Handling Variable Environment Reset Times

Planning, Dynamics & Decision Systems DS practice problem on Onlearn.

Difficulty: medium.

Topics: Handling Variable Environment Reset Times, Episode Termination Latency, State Transition Dynamics, Jitter Compensation, Non-Stationary Reset Distributions, Parallel Environment Vectorization, Reinforcement Learning, Control Theory, Stochastic Processes, System Identification, Computational Complexity, Markov Decision Processes, Optimal Control, Time Series Analysis, Simulation Modeling, Asynchronous Scheduling.

In parallel reinforcement learning, multiple environment instances run simultaneously to collect experience faster.

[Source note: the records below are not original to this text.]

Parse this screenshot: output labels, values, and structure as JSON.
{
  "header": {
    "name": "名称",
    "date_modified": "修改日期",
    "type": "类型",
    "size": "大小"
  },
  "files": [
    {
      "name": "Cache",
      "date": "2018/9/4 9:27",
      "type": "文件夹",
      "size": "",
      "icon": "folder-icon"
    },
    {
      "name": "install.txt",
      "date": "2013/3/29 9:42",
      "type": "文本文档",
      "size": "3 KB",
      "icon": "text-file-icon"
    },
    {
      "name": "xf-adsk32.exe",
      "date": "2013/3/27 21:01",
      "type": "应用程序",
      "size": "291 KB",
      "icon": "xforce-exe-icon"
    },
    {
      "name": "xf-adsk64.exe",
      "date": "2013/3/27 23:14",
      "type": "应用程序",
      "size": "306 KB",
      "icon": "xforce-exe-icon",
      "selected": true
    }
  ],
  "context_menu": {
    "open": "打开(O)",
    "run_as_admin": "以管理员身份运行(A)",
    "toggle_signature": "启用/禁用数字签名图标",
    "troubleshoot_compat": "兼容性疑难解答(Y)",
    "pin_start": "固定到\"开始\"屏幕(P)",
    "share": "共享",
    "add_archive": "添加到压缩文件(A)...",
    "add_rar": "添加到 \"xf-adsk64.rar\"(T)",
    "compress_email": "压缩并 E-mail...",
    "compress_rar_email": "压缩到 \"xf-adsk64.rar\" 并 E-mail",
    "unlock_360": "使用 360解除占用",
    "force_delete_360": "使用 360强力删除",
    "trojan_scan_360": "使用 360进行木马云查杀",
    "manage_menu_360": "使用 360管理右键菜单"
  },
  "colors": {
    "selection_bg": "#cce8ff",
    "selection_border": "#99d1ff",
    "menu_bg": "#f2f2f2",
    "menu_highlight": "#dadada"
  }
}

A key challenge arises because each environment reaches terminal states at different timesteps, causing asynchronous resets. The agent must correctly segment trajectories into episodes and compute per episode statistics despite these variable reset times. Implement a function process variable resets that takes trajectory data from multiple parallel environments and correctly handles asynchronous episode boundaries. Inputs: rewards: a numpy array of shape (T, N) where T is the number of timesteps and N is the number of parallel environments. Entry [t, n] is the reward received by environment n at timestep t. dones: a numpy array of shape (T, N) with boolean values. dones[t, n] is True if environment n terminated at timestep t (the reward at that timestep is the final reward of that episode). gamma: a float representing the discount factor. When an environment terminates, its next timestep (if any) begins a fresh episode. Discounted returns should be computed as the sum of gamma discounted rewards within each episode segment. Returns: A dictionary with the following keys: 'episode returns': a list of floats (rounded to 4 decimals), one per completed episode, in the order episodes finished (iterating timesteps first, then environments within each timestep). 'episode lengths': a list of integers corresponding to the length of each completed episode. 'partial returns': a list of N floats (rounded to 4 decimals), the discounted return accumulated so far for each environment's ongoing (incomplete) episode. 'partial lengths': a list of N integers, the number of steps in each environment's current incomplete episode. 'mean return': float (rounded to 4 decimals), the mean of completed episode returns, or 0.0 if no episodes completed. 'total episodes': integer count of completed episodes.